Each year we honor those who have fought and died for America in wars here and around the world. There have been many wars, great and small. There have been all too many dead.
While we remember, we also embrace hope that war could just be that, a memory. Sadly, we seem unable to get beyond hope. War seems to be a constant in our world though, right now, and happily, not in America's immediate world.
But the wider world is witnessing war - the formal army against army kind, and the version that pits armies and mercenaries against innocent and helpless civilians.
In the former context, the obvious headliner is the war in Ukraine - and against Ukraine.
If we take a world view on Memorial Day we have to remember all those Ukrainians who have died and have been injured defending their country in uniform. We also remember the civilians who have died, the elderly and children among them.
Should we remember the young Russian men who have died, tens of thousands of them sacrificed on the altar of Vladimir Putin's megalomania?
We should. They, too, are victims of individuals and forces beyond their control. There are countless grieving families in Russia.
Without a hint of irony, Vladimir Putin recently marked the sacrifice of his people against the Nazis in World War Two. Without a hint of irony, compassion, guilt. Gerry O'Shea, in his column, writes about the "Banality of Evil." Putin is a standout example.

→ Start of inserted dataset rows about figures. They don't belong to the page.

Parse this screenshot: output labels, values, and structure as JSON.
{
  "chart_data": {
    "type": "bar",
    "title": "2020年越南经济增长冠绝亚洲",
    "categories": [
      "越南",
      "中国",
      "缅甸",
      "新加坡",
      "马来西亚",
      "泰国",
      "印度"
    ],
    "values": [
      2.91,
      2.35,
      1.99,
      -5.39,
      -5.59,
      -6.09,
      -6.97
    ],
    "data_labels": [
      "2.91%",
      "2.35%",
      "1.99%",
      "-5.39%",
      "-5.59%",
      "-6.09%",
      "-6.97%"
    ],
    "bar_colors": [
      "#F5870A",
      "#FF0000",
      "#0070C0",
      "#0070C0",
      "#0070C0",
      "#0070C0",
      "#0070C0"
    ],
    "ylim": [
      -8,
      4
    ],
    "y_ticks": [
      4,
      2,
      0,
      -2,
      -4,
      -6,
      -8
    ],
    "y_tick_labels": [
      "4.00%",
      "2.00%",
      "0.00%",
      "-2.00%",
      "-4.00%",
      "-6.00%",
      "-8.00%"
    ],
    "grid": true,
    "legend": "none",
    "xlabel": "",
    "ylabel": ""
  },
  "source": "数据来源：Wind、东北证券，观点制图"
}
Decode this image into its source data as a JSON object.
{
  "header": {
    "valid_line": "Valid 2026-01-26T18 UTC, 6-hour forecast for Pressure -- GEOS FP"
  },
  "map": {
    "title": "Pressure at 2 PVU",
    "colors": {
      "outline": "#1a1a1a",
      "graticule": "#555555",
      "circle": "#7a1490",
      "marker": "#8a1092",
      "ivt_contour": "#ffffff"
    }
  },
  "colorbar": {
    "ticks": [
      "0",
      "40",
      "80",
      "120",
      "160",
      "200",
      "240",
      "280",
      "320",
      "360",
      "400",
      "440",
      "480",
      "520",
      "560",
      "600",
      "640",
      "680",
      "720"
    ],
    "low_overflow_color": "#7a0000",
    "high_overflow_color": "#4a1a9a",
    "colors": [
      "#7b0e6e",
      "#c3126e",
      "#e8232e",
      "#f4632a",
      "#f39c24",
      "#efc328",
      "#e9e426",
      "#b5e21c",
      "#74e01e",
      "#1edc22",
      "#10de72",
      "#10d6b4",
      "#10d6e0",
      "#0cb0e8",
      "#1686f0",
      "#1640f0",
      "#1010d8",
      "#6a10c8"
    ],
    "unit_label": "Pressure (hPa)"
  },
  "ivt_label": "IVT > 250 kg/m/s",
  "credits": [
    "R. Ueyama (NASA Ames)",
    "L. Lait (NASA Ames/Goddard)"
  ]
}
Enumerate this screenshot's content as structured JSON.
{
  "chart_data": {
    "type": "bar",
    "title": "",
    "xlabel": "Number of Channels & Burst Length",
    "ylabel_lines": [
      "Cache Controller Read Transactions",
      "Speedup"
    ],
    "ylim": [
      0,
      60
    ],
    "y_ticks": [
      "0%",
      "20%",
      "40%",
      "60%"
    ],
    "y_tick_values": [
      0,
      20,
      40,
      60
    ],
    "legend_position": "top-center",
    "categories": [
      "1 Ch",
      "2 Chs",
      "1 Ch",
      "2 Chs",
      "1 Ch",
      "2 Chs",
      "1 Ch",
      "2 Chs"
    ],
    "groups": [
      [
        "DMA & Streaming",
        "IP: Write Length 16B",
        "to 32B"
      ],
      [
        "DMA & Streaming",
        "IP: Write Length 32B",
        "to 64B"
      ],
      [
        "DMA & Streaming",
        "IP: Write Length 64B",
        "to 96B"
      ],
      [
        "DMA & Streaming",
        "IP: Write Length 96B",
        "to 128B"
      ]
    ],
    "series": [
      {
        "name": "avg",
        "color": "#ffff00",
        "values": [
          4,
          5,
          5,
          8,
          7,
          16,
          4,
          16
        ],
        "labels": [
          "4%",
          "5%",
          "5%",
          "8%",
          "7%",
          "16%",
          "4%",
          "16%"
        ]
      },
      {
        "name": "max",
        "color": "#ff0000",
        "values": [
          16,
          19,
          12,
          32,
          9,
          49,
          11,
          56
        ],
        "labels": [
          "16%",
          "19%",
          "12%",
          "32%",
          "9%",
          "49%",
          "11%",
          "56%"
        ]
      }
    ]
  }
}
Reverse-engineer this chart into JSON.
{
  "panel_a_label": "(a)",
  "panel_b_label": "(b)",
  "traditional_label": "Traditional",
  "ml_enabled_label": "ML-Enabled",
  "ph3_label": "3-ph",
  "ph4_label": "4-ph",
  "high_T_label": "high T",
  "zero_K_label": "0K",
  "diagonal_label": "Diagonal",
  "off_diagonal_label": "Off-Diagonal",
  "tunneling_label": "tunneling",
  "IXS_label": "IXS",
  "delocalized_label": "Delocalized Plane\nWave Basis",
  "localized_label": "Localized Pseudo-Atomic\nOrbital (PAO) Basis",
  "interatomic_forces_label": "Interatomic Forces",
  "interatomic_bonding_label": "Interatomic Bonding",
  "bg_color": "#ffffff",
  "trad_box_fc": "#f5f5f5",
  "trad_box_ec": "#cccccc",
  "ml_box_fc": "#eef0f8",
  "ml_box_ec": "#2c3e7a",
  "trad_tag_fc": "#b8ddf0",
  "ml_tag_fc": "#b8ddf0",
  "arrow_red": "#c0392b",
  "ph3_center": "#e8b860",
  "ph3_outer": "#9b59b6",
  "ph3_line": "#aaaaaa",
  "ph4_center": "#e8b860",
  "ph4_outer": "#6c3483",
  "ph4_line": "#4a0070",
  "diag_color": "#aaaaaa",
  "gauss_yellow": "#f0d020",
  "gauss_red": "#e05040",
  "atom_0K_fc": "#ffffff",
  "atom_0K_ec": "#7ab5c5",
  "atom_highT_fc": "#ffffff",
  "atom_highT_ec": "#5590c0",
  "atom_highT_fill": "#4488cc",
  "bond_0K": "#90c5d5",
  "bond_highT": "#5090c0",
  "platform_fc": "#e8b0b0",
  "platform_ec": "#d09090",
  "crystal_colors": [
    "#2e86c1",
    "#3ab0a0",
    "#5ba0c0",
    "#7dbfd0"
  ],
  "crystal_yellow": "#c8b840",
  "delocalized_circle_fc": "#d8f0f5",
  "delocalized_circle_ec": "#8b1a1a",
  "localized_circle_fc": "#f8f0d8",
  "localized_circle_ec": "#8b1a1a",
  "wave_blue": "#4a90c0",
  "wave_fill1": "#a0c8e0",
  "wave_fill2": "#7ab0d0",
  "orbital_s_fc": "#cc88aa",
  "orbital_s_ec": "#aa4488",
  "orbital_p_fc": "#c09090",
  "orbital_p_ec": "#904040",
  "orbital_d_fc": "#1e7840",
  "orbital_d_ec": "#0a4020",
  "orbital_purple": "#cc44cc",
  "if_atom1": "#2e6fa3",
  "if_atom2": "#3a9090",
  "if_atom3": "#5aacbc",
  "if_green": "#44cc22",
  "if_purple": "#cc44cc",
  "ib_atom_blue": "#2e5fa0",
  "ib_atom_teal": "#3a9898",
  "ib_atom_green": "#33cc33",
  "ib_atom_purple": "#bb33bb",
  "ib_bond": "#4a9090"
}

War is fought, won and lost, and often regretted, when it is too late. Memorial Day (first named "Decoration Day") followed America's Civil War and it was intended to commemorate both the Union and Confederate dead. It was, and would be, a day of healing as well as remembrance.
In an Irish context we are well aware that Irish immigrants and many of Irish descent fought on both sides in the Civil War. They faced each other eye to eye and musket to musket at battles such as Antietam, Fredericksburg, and Gettysburg.
War itself for sure knows irony. And so much more.
The Irish of course, have fought in all of America's wars when America was one side, its own side. We remember the Sullivan Brothers from World War II. We remember others such as Patrick Gallagher, who died in Vietnam, rests in his native Mayo, and in whose name a U.S. Navy ship is currently being built in Maine. We remember Corporal Patrick Sheahan, who died in Korea and rests in County Kerry.
When we say "Irish" we of course mean it in the broader term of Irish-born and Irish American.
As we remember this year, as we honor those who have given, to borrow from Lincoln, the full measure of their devotion, we must also consider war in the present, and how best to avoid it in the future.
There is all too much war in the present, most especially in Ukraine. We can only hope for an end to it sooner rather than later, a just and lasting end.
In the meantime, on Monday, May 29, we look back, we remember and memorialize.